Christians are not united for Israel
The Christian Zionist narrative linking faith to support for Israel is deeply flawed. Evangelicals are beginning to see it. The annual conference of Christians United
The Christian Zionist narrative linking faith to support for Israel is deeply flawed. Evangelicals are beginning to see it. The annual conference of Christians United for Israel (CUFI), one of America’s most visible pro-Israel Christian lobbying groups, is wrapping up today in Washington. It has offered three days of discussions and speeches focused on continuing unconditional support for Israel under the justification of obeying “the Biblical mandate to bless God’s Chosen”. The problem is not simply lobbying for specific policies. It is that CUFI and other Christian Zionist organisations elevate support for Israel from a matter of US foreign policy into a litmus test of faithfulness to God. As a Palestinian-American Christian born in the West Bank, I believe this claim is not only politically dangerous. It is theologically distorted and reckless. Once a political position is treated as divinely ordained, ordinary moral scrutiny becomes suspect. Questions about military aid, settlement expansion, the genocide in Gaza or the treatment of Palestinians are no longer treated as policy debates. In CUFI’s framework, they can be cast as rebellion against God. CUFI does not speak for all Christians; many Christians across traditions oppose its extreme positions. But its political influence makes its theology consequential. The issue here is not whether Christians should love the Jewish people. Christians are commanded to love all people. But love for the Jewish people is not synonymous with uncritical loyalty to the modern state of Israel. It is not the same as blessing a government or excusing policies that have massacred and dispossessed Palestinians, restricted their movement and made life increasingly unbearable for Christian and Muslim communities alike. The central flaw in CUFI’s rhetoric is that Jewish people, biblical Israel, the modern state of Israel and the current Israeli government are treated as one indivisible reality.

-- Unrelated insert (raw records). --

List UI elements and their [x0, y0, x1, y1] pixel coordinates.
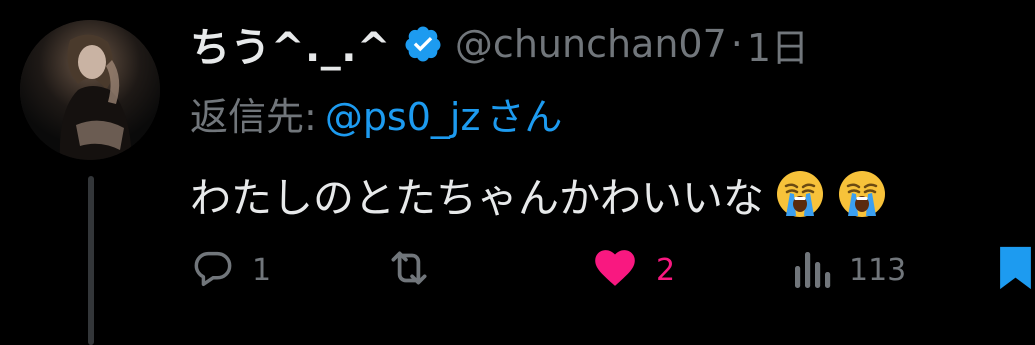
views-count: 113: [849, 252, 907, 288]
bookmark-icon: [996, 243, 1035, 297]
verified-badge-icon[interactable]: [403, 24, 443, 64]
reply-count: 1: [252, 252, 272, 288]
action-bar: 1 2 113: [0, 240, 1035, 300]
like-count: 2: [656, 252, 676, 288]
avatar-image: [20, 20, 160, 160]
loudly-crying-face-icon: [774, 168, 826, 220]
reply-context: 返信先: @ps0_jz さん: [190, 86, 562, 141]
tweet-header: ちう^._.^ @chunchan07 · 1日: [190, 15, 809, 73]
tweet[interactable]: ちう^._.^ @chunchan07 · 1日 返信先: @ps0_jz さん わ…: [0, 0, 1035, 345]
avatar[interactable]: [20, 20, 160, 160]
tweet-body: わたしのとたちゃんかわいいな: [190, 174, 764, 222]
user-handle[interactable]: @chunchan07: [455, 22, 727, 66]
views-button[interactable]: 113: [793, 240, 906, 300]
heart-icon: [590, 243, 640, 297]
retweet-icon: [384, 243, 434, 297]
reply-icon: [190, 245, 236, 295]
reply-suffix-label: さん: [486, 95, 563, 139]
bookmark-button[interactable]: [996, 240, 1035, 300]
reply-user-link[interactable]: @ps0_jz: [325, 95, 481, 139]
timestamp[interactable]: 1日: [747, 17, 809, 72]
reply-prefix-label: 返信先:: [190, 95, 317, 139]
separator-dot: ·: [730, 22, 743, 66]
analytics-bar-icon: [793, 246, 833, 294]
tweet-text: わたしのとたちゃんかわいいな: [190, 164, 888, 224]
retweet-button[interactable]: [384, 240, 450, 300]
display-name[interactable]: ちう^._.^: [190, 15, 391, 73]
reply-button[interactable]: 1: [190, 240, 271, 300]
like-button[interactable]: 2: [590, 240, 675, 300]
loudly-crying-face-icon: [836, 168, 888, 220]
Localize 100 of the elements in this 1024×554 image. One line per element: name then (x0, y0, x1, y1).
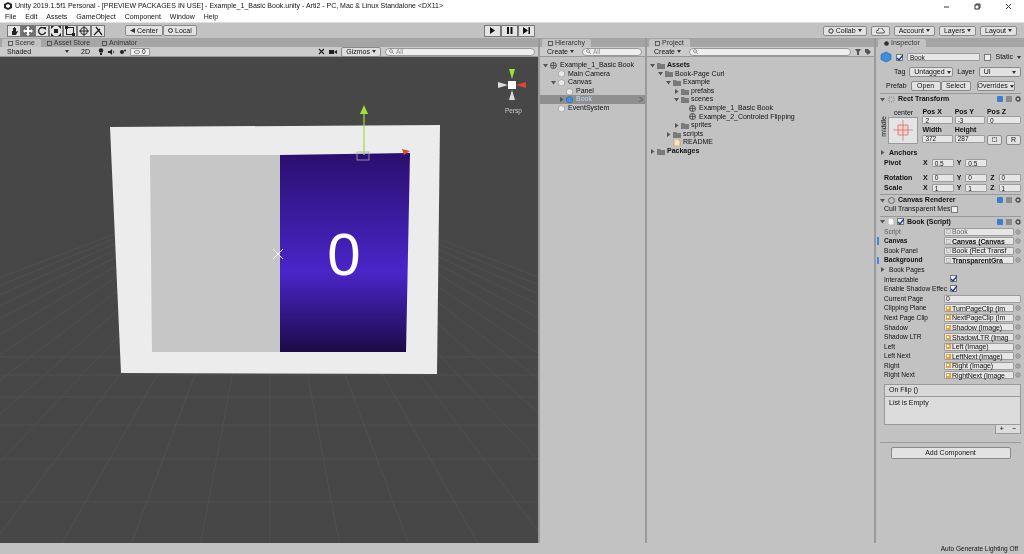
caret-icon (925, 29, 930, 32)
tool-button[interactable] (7, 24, 21, 37)
pivot-handle[interactable] (272, 248, 284, 260)
step-icon (521, 25, 533, 36)
expanded-arrow-icon (880, 219, 885, 225)
caret-icon (372, 50, 376, 53)
sprite-icon (946, 353, 951, 359)
expanded-arrow-icon[interactable] (666, 80, 671, 85)
caret-icon (1008, 29, 1012, 32)
checkbox[interactable] (896, 53, 903, 61)
tag-icon[interactable] (865, 48, 871, 55)
transform-icon (79, 25, 89, 36)
close-icon[interactable] (1005, 2, 1012, 10)
cloud-button[interactable] (870, 25, 890, 36)
checkbox[interactable] (950, 284, 957, 292)
caret-icon (65, 50, 69, 53)
tool-button[interactable] (77, 24, 91, 37)
anchor-preset-button[interactable] (888, 117, 919, 145)
checkbox[interactable] (897, 218, 904, 226)
caret-icon (857, 29, 862, 32)
search-icon (693, 49, 698, 54)
checkbox[interactable] (950, 275, 957, 283)
rect-transform-icon (888, 95, 895, 103)
play-button[interactable] (484, 24, 502, 37)
document-icon (673, 139, 681, 147)
tools-icon (93, 25, 103, 36)
play-button[interactable] (501, 24, 519, 37)
play-button[interactable] (518, 24, 536, 37)
settings-icon[interactable] (1015, 96, 1021, 102)
collapsed-arrow-icon[interactable] (674, 88, 679, 94)
expanded-arrow-icon[interactable] (551, 80, 556, 85)
collapsed-arrow-icon[interactable] (650, 148, 655, 154)
search-icon (586, 49, 591, 54)
blueprint-icon (991, 137, 997, 143)
chevron-icon (639, 97, 643, 103)
scene-orientation-gizmo[interactable] (498, 69, 526, 100)
tool-button[interactable] (63, 24, 77, 37)
caret-icon (1017, 55, 1021, 59)
sprite-icon (946, 324, 951, 330)
sprite-icon (946, 344, 951, 350)
expanded-arrow-icon[interactable] (658, 71, 663, 77)
folder-icon (657, 147, 665, 155)
tool-button[interactable] (91, 24, 105, 37)
collapsed-arrow-icon[interactable] (674, 122, 679, 128)
scale-icon (51, 25, 61, 36)
effects-icon[interactable] (118, 48, 126, 55)
pause-icon (504, 25, 516, 36)
settings-icon[interactable] (1015, 197, 1021, 204)
restore-icon[interactable] (974, 2, 981, 10)
expanded-arrow-icon[interactable] (674, 97, 679, 103)
expanded-arrow-icon[interactable] (543, 62, 548, 68)
sprite-icon (946, 334, 951, 340)
caret-icon (967, 29, 971, 32)
expanded-arrow-icon (880, 96, 885, 102)
cloud-icon (875, 27, 885, 34)
pivot-icon (130, 28, 135, 33)
cube-icon (880, 51, 892, 63)
rect-tool-icon (65, 25, 75, 36)
sync-icon (827, 27, 834, 34)
caret-icon (946, 70, 951, 74)
override-marker (877, 256, 879, 265)
collapsed-arrow-icon[interactable] (666, 131, 671, 137)
checkbox[interactable] (984, 53, 992, 61)
light-icon[interactable] (97, 48, 104, 55)
collapsed-arrow-icon[interactable] (559, 97, 564, 103)
audio-icon[interactable] (107, 48, 115, 55)
sprite-icon (946, 372, 951, 378)
tool-button[interactable] (35, 24, 49, 37)
script-icon (888, 218, 894, 226)
page-number: 0 (327, 221, 361, 288)
checkbox[interactable] (950, 206, 958, 214)
filter-icon[interactable] (855, 48, 861, 55)
rotate-icon (37, 25, 47, 36)
search-field[interactable] (689, 47, 851, 56)
tool-button[interactable] (49, 24, 63, 37)
globe-icon (168, 28, 173, 33)
caret-icon (1009, 84, 1014, 88)
check-icon (896, 53, 903, 61)
help-icon[interactable] (997, 218, 1003, 225)
move-gizmo[interactable] (356, 105, 410, 161)
hand-icon (9, 25, 19, 36)
expanded-arrow-icon (880, 197, 885, 203)
caret-icon (1012, 70, 1016, 74)
camera-icon[interactable] (329, 48, 338, 55)
check-icon (897, 218, 904, 226)
expanded-arrow-icon[interactable] (650, 62, 655, 68)
settings-icon[interactable] (1015, 218, 1021, 225)
collapsed-arrow-icon[interactable] (880, 267, 885, 273)
caret-icon (570, 50, 574, 53)
blueprint-button[interactable] (986, 134, 1002, 145)
sprite-icon (946, 305, 951, 311)
help-icon[interactable] (997, 197, 1003, 204)
search-icon (389, 49, 394, 54)
override-marker (877, 237, 879, 245)
tools-icon[interactable] (318, 48, 326, 55)
caret-icon (677, 50, 681, 53)
sprite-icon (946, 363, 951, 369)
scene-icon (550, 61, 558, 69)
move-icon (23, 25, 33, 36)
collapsed-arrow-icon[interactable] (880, 150, 885, 156)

They are not. The Jewish people are a people. The modern state of Israel is a state, founded in 1948, with borders, elections, political parties and military power. Its government is a temporary political coalition whose policies can and must be judged. Treating all of this as biblical faithfulness is not faithfulness at all. It is political theology. Even if Christians believe the Jewish people hold a unique place in God’s purposes, that belief does not make any state, government or military campaign immune from moral scrutiny. To readers outside evangelical circles, it may seem strange that ancient biblical texts would shape American policy toward a state founded in 1948. But Christian Zionist theology reads God’s promises to Abraham and Israel as a continuing mandate to support the modern state of Israel. Genesis 12 is often invoked: “I will bless those who bless you.” Yet in the broader biblical narrative, the promise to Abraham was never a blank cheque for state impunity. Its purpose was to affirm that “all the families of the earth” would be blessed. The prophets did not bless Israel by ignoring injustice; they loved Israel enough to confront its evil kings, defend the vulnerable and warn against violence, arrogance and oppression. Jesus did not teach his followers to sacralise any nation. On the contrary, he called them to love their neighbours, bless their enemies and become peacemakers. Christians in the US and elsewhere are increasingly opening their eyes to the flawed logic of Christian Zionist theo-political narratives. A Pew Research Center survey published in April found that 60 percent of American adults now hold an unfavourable view of Israel. Among Christian respondents in the poll, 48 percent of Protestants and 61 percent of Catholics said they had a negative opinion of Israel.